3. Bezugswissenschaften und Zugangswege

In der Umsetzung des so umschriebenen Forschungsprogramms verwendet die K. als interdisziplinäre Wissenschaft auch Wissensbestände ihrer Bezugsdisziplinen. Als solche sind insb. zu nennen die Soziologie, die Psychologie, die Biologie, die Psychiatrie und die Wirtschaftswissenschaften. Deren theoretische Modelle wie auch Methoden werden allerdings auf den Gegenstandsbereich des abweichenden Verhaltens und der strafrechtlichen Reaktion hin angepasst und inhaltlich ausgerichtet.

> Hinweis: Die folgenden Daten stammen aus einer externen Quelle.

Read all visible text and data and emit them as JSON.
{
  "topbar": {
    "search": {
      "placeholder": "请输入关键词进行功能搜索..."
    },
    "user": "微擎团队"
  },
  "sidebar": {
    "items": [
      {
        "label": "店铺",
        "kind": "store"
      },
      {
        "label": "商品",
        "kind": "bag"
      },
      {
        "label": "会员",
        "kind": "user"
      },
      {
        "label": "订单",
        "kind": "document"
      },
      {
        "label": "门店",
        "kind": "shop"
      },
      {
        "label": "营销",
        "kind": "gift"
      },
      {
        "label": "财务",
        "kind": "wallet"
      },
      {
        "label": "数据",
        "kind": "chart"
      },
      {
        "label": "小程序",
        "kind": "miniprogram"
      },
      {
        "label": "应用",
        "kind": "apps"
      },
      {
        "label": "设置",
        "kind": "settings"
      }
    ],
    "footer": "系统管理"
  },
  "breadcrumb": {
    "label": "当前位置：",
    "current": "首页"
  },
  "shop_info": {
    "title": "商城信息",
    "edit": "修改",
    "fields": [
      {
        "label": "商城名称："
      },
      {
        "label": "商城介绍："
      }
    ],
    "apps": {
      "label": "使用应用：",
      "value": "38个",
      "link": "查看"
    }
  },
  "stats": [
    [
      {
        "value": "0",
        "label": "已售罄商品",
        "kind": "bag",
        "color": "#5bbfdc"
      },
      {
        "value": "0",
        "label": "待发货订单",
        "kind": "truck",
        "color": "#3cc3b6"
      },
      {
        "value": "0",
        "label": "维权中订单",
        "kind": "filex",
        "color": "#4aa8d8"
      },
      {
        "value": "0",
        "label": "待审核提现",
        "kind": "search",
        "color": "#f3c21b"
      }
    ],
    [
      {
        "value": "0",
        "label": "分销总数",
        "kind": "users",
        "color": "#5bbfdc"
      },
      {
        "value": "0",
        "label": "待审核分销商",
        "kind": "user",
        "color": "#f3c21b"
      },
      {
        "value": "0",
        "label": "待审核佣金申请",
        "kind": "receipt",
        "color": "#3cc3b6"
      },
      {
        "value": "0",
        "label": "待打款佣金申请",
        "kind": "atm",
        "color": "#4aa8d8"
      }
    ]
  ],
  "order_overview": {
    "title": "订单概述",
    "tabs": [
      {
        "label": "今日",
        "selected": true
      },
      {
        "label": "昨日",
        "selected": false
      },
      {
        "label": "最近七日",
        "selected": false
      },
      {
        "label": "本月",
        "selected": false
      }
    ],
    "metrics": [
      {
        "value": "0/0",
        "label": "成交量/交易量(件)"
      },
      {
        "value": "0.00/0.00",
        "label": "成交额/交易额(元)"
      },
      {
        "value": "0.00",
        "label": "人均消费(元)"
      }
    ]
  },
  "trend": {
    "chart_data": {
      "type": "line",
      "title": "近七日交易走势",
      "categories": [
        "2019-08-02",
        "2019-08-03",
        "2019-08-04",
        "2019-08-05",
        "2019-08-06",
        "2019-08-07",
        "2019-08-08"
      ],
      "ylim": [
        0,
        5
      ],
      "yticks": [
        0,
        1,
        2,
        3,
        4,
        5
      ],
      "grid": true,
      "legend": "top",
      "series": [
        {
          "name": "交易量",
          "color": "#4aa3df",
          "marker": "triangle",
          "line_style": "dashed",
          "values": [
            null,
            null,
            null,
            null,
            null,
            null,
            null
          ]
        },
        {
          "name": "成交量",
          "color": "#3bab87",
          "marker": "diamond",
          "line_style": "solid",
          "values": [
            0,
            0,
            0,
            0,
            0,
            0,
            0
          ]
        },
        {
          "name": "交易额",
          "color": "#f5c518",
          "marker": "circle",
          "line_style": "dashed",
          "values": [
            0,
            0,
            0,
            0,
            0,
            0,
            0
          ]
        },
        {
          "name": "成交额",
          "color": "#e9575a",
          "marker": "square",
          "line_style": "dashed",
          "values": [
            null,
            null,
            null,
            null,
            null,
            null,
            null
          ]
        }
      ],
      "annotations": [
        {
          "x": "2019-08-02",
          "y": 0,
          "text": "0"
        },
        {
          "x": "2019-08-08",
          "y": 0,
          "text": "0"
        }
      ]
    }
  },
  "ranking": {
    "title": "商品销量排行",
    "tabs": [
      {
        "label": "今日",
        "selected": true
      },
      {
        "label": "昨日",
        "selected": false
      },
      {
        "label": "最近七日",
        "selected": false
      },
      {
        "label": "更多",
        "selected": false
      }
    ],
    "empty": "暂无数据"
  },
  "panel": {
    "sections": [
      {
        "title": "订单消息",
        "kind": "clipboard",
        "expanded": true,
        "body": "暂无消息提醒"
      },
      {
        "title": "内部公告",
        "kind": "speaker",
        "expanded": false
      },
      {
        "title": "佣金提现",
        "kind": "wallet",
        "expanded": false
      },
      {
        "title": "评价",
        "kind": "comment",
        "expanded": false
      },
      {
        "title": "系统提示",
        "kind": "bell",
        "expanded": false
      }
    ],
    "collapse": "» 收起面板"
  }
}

Wichtige Informationsquellen und Zugangswege sind, neben Daten aus offiziellen Statistiken der Polizei und der Justiz, v. a. die eigene Erhebung von Daten im Wege der Befragung von Tätern, Opfern und der Allgemeinbevölkerung. Weiter werden Dokumente wie bspw. Akten aus Gerichts- und Ermittlungsverfahren analysiert.

Neben querschnittlichen Erhebungen solcher Daten zu einem Zeitpunkt, die es gestatten, verschiedene Gruppen zu vergleichen und Unterschiede, Gemeinsamkeiten sowie Zusammenhänge zu prüfen, werden zunehmend auch komplexe längsschnittliche Designs sowie Experimente eingesetzt, die eine Prüfung kausaler Wirkungen gestatten.

Gegenwärtig hat die international vergleichende Forschung in großen Forschungsverbünden in der K. einen bes.n Stellenwert entwickelt. Erst diese gestattet es, die Gültigkeit theoretischer Annahmen in verschiedenen gesellschaftlichen Kontexten systematisch zu prüfen. Nur so ist es im Zuge der Globalisierung möglich, auch neuere Formen grenzüberschreitender Kriminalität und transnationaler Makrokriminalität angemessen in den Blick zu nehmen.

Innerhalb der K. kann insgesamt von einem Theorie- und Methodenpluralismus (Methode) gesprochen werden, bei dem die Entscheidung für Untersuchungsdesigns und Messmethoden gegenstandsbezogen und abhängig von der jeweiligen Fragestellung erfolgen. Zwar arbeiten die aktuellen Hauptströmungen der K. überwiegend in einem quantitativen Forschungsparadigma. Insoweit kommt auch den mittlerweile sehr hoch entwickelten statistischen Analyseverfahren in der K. eine hohe Bedeutung zu. Qualitative, sinnverstehende Methoden, insb. nicht standardisierte Interviewverfahren, werden jedoch gleichfalls eingesetzt. Diese haben v. a. in jenen Feldern ihre bes. Berechtigung, in denen es um subjektive Sinngebungen, Bedeutungszuweisungen und soziale Aushandlungsprozesse geht.